Other notable sales by women and/or artists of color this spring included British artist Cecily Brown’s Confessions of a Window Cleaner, which sold for $3.62 million at Sotheby’s New York evening sale, and British-Ghanaian painter Lynette Yiadom-Boakye’s Leave a Brick Under the Maple (2015), sold for 795,000 GBP (about $1 million) at Phillips London, almost double its high estimate. The latter’s market may be benefitting from her inclusion at the Ghanaian pavilion at this year’s Venice Biennale, as well as a forthcoming retrospective at the Tate Britain next year.

Yiadom-Boakye Leave a Brick Under the Maple
Lynette Yiadom-Boakye’s Leave a Brick Under the Maple (2015), sold for 795,000 GBP (about $1 million)

A record was also set for Toyin Ojih Odutola’s Compound Leaf, a self-portrait of the Nigerian-American on paper, which brought 471,000 GBP ($597,000) at Phillips London, well above its high estimate of 150,000 GBP ($191,000). And Tschabalala Self, the young African-American artist currently in residence at the Studio Museum in Harlem, set a new record when dozens of bidders competed for her 2015 collage Out of Body, ultimately selling for 371,250 GBP ($415,000).

Tschabalala - Out of Body
Tschabalala Self, Out of Body, 2015 (detail), broke a record for the young artist when it sold for 371,250 GBP ($415,000) at Christie’s.

It is remarkable that such recent works by young, trending artists are already coming up for auction, as galleries—and artists—struggle to keep up with the demand for fresh work. Some galleries have waiting lists for their hottest artists, and sellers are clearly willing to bypass galleries and put their works directly onto the secondary market, bringing prices that rival or even exceed gallery prices.
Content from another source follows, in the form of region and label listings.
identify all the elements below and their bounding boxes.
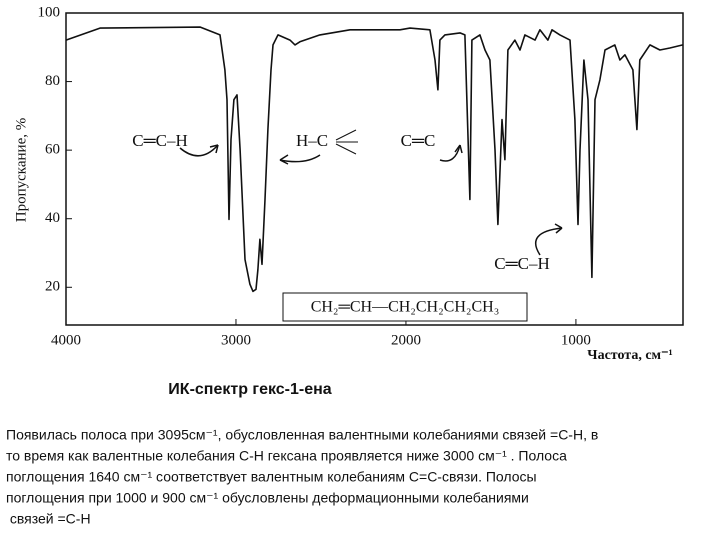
- text-line: поглощения 1640 см⁻¹ соответствует вален…: [6, 469, 537, 485]
- arrow: [535, 227, 563, 256]
- y-tick-label: 20: [45, 279, 60, 295]
- y-axis-label: Пропускание, %: [13, 118, 29, 222]
- x-tick-label: 2000: [391, 332, 421, 348]
- y-tick-label: 40: [45, 210, 60, 226]
- arrow: [439, 144, 461, 162]
- paragraph: Появилась полоса при 3095см⁻¹, обусловле…: [6, 427, 598, 527]
- arrow: [279, 154, 321, 163]
- formula-box: [282, 292, 528, 322]
- arrow-head: [554, 223, 563, 234]
- spectrum-line: [65, 26, 683, 293]
- x-tick-label: 1000: [561, 332, 591, 348]
- x-tick-label: 3000: [221, 332, 251, 348]
- text-line: то время как валентные колебания C-H гек…: [6, 448, 567, 464]
- arrow-head: [454, 144, 463, 154]
- text-line: связей =C-H: [6, 511, 91, 527]
- annotation: C═C: [401, 131, 436, 150]
- arrow-head: [279, 154, 289, 165]
- y-tick-label: 80: [45, 73, 60, 89]
- annotation: C═C–H: [132, 131, 188, 150]
- arrow-head: [209, 144, 219, 154]
- caption: ИК-спектр гекс-1-ена: [168, 381, 331, 398]
- x-tick-label: 4000: [51, 332, 81, 348]
- annotation: C═C–H: [494, 254, 550, 273]
- formula: CH₂═CH—CH₂CH₂CH₂CH₃: [311, 299, 500, 316]
- text-line: Появилась полоса при 3095см⁻¹, обусловле…: [6, 427, 598, 443]
- y-tick-label: 60: [45, 142, 60, 158]
- arrow: [179, 144, 219, 157]
- annotation: H–C: [296, 131, 328, 150]
- text-line: поглощения при 1000 и 900 см⁻¹ обусловле…: [6, 490, 529, 506]
- y-tick-label: 100: [38, 4, 61, 20]
- plot-frame: [65, 12, 684, 326]
- x-axis-label: Частота, см⁻¹: [587, 348, 672, 363]
- bond-lines: [335, 129, 358, 155]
Collectors are sometimes flipping their purchases after only a few a years: the seller of Odutola’s aforementioned Compound Leaf only acquired it in 2017, and a collector who bought Barkley L. Hendricks’s Yocks (1975) for $942,500 in May 2017, sold it this season for $3.74 million (against an estimate of $900–$1.2 million). This also speaks, however, to a still volatile and uncertain landscape for young artists who are not market-tested, and I urge collectors to make educated and measured decisions; we can learn lessons from artists like Jacob Kassay, whose auction market exploded rapidly between 2011–2013, and deflated just as quickly.

KAWS album.png
KAWS, The KAWS Album painting, 2005, sold at Sotheby’s Hong Kong for $14.8 million

The other much-discussed winner of the spring sales was the street artist known as KAWS (aka Brian Donnelly). KAWS has not usually been taken seriously by critics, but his Instagram-friendly and accessible art has bypassed the usual market trajectory of artistic success (i.e. through critics and curators); Scott Nussbaum, head of 20th century and contemporary art at Phillips, especially credits a young, emerging class of collectors from Asia for boosting KAWS’s market. Following a whopping $14.8 million sale at Sotheby’s Hong Kong this spring for The KAWS Album (2005)—a parody of the Beatles’ famous Sargent Pepper’s Lonely Hearts Club Band album cover, with characters from The Simpsons—for the first time, all three major houses simultaneously included works by KAWS in their sales (19 works total). In these recent auctions, KAWS’s pieces continuously surpassed their estimates, including 2012’s The Walk Home, a large painting featuring SpongeBob SquarePants which sold at Phillips for an impressive $6 million, 10 times its low estimate of $600,000–a ‘KAWS’ for celebration (sorry, I couldn’t help myself). We’ll see what the fall sales have in store for him and the rest of the P&C market.

Until the next market report!

KAWS - The Walk Home
KAWS, The Walk Home, 2012, recently sold for $6 million at Phillips.